While looks bare no correlation with performance, vehicles of this ilk have long had a certain stigma attached to them. Motorists assume the worst and look to overtake at the earliest opportunity, anticipating slow progress from these rudimentary-looking automobiles. Yet travelling in the Mia U could not be further from this misconception, and once moving the Mia U’s performance is dazzling. Granted, the first 5mph are slow, as the driveline pushes power to the wheels, but once moving acceleration is brisk. It’s not supercar fast, and barely even supermini fast, but there’s more than enough power to outwit pushy motorists and keep well ahead of the pace of the city. Ride comfort too is good.

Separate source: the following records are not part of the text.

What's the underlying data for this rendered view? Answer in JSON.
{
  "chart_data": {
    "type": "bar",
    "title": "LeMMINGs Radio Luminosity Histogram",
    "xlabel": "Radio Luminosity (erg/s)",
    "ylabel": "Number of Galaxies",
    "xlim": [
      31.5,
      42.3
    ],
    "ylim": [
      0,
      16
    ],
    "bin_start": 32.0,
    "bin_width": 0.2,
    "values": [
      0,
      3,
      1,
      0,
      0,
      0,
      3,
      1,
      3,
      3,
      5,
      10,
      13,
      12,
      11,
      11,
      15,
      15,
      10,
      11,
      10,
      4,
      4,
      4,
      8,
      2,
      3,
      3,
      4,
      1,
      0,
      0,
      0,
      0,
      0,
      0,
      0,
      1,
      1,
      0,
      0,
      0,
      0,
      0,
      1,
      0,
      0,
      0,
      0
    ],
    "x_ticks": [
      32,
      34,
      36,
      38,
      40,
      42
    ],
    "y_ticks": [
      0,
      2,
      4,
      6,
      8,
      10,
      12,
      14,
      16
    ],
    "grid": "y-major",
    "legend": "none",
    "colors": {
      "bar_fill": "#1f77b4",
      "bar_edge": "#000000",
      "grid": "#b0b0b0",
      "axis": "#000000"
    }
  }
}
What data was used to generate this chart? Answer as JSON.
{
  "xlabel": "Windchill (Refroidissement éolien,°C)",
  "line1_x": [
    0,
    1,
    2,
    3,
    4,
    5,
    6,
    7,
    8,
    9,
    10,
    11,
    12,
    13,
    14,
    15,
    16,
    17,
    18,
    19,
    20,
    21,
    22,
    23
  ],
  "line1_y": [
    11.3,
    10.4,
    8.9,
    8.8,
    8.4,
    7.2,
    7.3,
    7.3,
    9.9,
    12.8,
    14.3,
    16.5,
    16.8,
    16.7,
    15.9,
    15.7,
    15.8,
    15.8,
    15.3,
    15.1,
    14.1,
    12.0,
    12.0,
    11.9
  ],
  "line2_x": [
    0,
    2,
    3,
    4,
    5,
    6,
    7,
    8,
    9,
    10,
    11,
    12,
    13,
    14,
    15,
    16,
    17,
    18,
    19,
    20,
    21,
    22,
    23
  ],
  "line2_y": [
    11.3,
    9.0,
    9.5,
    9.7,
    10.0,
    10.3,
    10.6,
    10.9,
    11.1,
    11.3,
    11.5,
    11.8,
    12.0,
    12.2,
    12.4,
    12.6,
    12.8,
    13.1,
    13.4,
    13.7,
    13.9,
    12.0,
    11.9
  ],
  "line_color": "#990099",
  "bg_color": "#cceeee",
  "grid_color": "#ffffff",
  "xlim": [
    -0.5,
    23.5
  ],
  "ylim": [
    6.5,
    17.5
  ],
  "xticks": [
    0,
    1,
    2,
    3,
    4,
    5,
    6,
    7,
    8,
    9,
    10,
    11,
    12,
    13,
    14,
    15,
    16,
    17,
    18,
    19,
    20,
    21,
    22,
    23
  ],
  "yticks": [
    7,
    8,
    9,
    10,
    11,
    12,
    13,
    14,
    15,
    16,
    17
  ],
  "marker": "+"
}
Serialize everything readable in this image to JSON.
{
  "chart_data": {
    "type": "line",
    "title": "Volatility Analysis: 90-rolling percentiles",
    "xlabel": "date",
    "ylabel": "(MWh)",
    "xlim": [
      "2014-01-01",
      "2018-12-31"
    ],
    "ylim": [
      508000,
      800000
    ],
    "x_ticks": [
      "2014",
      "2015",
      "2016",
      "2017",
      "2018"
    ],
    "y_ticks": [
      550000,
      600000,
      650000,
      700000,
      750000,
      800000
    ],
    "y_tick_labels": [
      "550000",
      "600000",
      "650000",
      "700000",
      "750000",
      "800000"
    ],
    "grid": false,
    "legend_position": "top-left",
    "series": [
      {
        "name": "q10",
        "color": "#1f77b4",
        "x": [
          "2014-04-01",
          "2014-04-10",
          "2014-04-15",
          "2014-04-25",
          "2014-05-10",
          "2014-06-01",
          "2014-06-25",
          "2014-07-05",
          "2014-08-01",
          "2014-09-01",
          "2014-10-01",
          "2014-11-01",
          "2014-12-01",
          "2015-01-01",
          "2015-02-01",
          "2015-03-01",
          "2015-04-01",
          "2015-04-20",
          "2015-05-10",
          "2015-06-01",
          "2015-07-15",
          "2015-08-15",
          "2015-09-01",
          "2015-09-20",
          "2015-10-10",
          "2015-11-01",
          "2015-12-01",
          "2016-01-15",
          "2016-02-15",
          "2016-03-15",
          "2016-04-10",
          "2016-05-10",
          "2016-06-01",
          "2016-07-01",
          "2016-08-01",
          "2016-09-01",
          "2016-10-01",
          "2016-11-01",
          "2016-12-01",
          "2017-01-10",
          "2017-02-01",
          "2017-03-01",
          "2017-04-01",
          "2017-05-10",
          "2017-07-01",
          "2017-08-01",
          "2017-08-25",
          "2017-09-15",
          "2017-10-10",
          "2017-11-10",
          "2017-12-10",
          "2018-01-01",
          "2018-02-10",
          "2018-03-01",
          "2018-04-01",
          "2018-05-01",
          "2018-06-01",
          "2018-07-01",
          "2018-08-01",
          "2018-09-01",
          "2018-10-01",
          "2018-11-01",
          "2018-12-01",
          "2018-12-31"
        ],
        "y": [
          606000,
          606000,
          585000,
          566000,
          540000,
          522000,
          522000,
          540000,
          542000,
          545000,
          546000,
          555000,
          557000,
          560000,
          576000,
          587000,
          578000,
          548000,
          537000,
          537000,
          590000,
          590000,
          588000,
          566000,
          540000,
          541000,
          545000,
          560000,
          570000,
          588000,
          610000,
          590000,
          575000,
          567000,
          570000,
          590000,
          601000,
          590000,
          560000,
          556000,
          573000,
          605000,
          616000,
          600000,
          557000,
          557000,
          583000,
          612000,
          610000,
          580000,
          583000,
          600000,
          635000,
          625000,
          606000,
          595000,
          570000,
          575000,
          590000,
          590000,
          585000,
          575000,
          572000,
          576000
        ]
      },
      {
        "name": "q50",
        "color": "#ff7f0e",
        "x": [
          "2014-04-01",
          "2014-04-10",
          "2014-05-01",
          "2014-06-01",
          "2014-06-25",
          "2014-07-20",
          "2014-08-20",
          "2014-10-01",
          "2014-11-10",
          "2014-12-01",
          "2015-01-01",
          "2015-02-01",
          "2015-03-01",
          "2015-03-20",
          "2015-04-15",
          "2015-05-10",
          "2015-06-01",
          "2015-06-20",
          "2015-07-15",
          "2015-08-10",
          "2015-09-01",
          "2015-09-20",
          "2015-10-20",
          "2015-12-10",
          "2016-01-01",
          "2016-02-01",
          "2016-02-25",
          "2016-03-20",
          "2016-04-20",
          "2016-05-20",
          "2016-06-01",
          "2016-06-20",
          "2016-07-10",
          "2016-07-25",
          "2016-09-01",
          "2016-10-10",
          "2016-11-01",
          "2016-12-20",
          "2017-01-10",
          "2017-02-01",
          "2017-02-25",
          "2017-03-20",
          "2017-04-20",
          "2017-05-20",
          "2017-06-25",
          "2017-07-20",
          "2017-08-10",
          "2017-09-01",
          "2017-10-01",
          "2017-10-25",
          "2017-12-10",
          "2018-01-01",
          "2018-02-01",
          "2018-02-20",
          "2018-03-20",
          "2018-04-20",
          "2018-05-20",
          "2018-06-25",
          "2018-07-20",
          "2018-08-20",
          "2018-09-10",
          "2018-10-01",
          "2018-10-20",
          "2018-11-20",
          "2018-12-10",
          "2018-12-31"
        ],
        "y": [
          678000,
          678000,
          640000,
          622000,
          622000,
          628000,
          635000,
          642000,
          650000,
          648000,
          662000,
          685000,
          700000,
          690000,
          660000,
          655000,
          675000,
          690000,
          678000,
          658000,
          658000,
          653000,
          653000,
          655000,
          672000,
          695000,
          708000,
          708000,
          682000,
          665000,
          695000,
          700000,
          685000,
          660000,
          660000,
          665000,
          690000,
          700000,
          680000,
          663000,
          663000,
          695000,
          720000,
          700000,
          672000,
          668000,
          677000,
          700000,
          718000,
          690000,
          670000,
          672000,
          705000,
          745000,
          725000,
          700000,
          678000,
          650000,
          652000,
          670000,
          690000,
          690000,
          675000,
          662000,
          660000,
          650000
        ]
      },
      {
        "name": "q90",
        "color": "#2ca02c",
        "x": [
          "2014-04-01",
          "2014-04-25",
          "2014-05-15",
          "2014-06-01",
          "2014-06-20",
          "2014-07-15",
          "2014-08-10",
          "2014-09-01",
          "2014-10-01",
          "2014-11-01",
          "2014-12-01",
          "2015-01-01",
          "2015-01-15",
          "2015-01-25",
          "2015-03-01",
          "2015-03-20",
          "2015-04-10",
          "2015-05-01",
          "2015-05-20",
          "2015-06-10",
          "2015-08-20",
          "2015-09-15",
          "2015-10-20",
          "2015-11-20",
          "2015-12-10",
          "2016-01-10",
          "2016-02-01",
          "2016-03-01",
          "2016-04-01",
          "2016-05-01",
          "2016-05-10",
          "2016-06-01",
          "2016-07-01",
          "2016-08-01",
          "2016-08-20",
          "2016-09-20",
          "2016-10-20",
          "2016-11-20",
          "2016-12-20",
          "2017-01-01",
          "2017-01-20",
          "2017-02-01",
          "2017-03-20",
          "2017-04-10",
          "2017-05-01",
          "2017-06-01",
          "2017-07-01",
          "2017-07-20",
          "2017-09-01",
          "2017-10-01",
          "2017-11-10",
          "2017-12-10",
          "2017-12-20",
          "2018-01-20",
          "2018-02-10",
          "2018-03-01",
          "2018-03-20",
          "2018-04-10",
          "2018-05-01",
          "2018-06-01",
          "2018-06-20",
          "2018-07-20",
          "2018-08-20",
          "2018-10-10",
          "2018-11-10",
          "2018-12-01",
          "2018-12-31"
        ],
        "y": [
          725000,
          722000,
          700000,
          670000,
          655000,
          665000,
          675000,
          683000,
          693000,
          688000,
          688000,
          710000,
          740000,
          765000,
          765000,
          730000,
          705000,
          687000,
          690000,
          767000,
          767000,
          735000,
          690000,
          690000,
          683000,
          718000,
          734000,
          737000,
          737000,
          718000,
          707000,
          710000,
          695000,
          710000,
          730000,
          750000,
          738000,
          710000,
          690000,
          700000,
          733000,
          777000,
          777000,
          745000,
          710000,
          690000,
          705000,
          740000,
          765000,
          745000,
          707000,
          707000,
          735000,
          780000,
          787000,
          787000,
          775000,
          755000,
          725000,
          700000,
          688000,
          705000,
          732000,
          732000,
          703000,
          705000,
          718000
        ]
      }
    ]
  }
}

Lightweight, small wheelbase vehicles tend to bounce around, but the Mia U rides our roads remarkably well, and although at speeds above 40mph a great deal of noise does penetrate the cabin (mostly from the tyres with some from the axle and motor) it is a comfortable van to be in. Because the driver sits in a central position, the pedals can be mounted further forward, placing you closer to the front axle than in a regular vehicle. While this position is bad for visibility – the two thick A-pillars create large blindspots – it enhances the enjoyment of the sharp steering, the cliché of driving a go-kart is arguably more apt in this vehicle than any other. Its biggest dynamic let down is the massive amounts of understeer, the tiny 14-inch alloy wheels carry you wide in every corner when travelling above 30mph. The ‘Eco’ button, an ever-present in any modern vehicle (electric or not) functions as a power limiter, while boosting the regenerative force of the braking. As a preference we preferred the Eco level of retardation, but found its power limiting far too much to enable a decent getaway from a standstill.
Our test vehicle, on loan from Kinghams of Croydon car dealership, is actually a pre-production model but for the most part the Mia U seems the finished product. An updated version is due in the UK later this year, and providing the government grant remains in place the £16,995 starting price and competitive monthly contract hire prices planned by Kinghams should ensure sales.
It needs more instantaneous power, and corrections to prevent such massive understeer. More storage surrounding the driver and some reworking of the Eco button functions would also help, but on the whole the Mia U is a great addition to the UK electric vehicle fleet, with luck fleet operators and the local odd-job man target customer will look past its appearance and embrace this ugly duckling.